Arava: non facea male a nessuno!

 

Io son servo. Mia madre Graziarosa

È sola in casa, sola, ora. — Ed al pio

Ricordo della madre dolorosa

 

Tacque. Poi borbottò in quel natìo

Suo modo un canto che sembrava il pianto

Di un affanno che non conosce oblìo.

 

Ma ecco Nuoro: ecco il camposanto,

La tanca della morte, e la chiesetta

Sola: la Solitudine, e d’accanto

 

L’abituro di Lino, con l’erbetta

Argentea innanzi: e in fondo della via

Il dazïere nella sua garetta.

 

Nuoro squillava all’epifanìa.

— Eccovi giunti, disse l’aquilastro,

Io torno, e voi andate con Maria. —

 

— E tu con Dio, risposero, e che l’astro

Nostro ti segua, e dovunque tu vada

Ti si muti in olivo l’olivastro.

 

Però, prima, hai da sceglier ciò che aggrada

Di più a te, tra’ bei donuzzi ch’oggi

Noi portiamo ai bebè d’ogni contrada. —

 

E le oprate bisaccie a fiori roggi

Versâr tanti giocattoli, che il brullo

Piccolo spiazzo se ne empiva a moggi.

 

Ma l’aquilastro non trovò un trastullo

Alla sua pena: sempre ha fitto in core

Suo padre ucciso; il misero fanciullo.

 

Ah no!

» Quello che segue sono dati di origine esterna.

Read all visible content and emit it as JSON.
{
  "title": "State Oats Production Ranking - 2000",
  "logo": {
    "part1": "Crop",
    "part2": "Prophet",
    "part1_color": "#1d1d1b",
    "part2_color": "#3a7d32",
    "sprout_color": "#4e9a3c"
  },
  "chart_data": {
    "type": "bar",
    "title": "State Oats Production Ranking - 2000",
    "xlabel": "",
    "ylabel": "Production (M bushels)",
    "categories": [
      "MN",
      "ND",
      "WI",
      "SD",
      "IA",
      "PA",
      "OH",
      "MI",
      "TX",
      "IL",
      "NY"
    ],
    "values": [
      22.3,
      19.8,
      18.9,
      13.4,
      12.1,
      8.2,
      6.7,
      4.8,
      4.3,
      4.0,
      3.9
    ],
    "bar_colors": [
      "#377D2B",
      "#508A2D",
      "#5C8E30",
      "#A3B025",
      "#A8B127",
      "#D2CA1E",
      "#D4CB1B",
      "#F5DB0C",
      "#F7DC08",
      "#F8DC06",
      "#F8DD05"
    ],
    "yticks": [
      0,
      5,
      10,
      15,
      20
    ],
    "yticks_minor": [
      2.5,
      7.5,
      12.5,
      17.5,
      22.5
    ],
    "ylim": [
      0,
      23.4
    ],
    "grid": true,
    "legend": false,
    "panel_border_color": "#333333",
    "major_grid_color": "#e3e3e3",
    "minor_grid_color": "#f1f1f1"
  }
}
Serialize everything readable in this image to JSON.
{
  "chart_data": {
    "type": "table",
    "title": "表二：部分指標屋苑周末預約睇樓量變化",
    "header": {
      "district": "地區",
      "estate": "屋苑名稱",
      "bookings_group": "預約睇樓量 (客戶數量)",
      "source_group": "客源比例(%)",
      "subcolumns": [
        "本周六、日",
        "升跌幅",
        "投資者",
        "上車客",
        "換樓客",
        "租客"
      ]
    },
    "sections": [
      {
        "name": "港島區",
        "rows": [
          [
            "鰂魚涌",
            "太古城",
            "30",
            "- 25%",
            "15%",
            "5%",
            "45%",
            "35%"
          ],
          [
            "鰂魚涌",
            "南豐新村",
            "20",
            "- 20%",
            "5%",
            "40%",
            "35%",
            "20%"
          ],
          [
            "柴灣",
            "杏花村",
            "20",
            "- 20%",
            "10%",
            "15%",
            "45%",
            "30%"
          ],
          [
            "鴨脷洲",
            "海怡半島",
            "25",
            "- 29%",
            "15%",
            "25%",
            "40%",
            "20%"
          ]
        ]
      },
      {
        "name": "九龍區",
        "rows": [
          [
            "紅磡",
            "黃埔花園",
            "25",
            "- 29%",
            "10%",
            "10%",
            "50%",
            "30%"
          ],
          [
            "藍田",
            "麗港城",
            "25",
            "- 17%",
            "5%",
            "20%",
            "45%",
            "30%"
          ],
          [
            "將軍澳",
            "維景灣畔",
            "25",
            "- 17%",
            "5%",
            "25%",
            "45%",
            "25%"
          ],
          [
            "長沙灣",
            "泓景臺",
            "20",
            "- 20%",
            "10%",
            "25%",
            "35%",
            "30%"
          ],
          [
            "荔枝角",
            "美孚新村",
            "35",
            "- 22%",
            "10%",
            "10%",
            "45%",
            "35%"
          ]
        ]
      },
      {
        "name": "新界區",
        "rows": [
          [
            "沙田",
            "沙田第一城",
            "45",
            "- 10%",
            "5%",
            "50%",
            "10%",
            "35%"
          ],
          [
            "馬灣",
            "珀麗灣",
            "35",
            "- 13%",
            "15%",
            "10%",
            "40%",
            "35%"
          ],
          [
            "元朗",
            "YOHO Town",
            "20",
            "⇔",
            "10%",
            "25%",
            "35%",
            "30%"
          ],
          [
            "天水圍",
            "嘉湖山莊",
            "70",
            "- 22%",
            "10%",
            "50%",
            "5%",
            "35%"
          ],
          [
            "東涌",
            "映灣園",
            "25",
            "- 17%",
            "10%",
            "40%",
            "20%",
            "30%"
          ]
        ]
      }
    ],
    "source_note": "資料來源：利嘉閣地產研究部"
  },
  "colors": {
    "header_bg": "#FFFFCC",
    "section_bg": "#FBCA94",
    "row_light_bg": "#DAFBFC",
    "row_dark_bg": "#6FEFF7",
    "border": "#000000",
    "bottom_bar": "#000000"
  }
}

Tra quei balocchi, al suo dolore

Ride, disperso fuori dalla fida

Guaina, un bel pugnale a passacore.

 

Lo ghermisce, ché l’odio fratricida

Del suo perverso seme nel rubesto

Cuor ratto gli divampa, ed: — Ecco, grida,

 

Ecco il trastullo mio: datemi questo!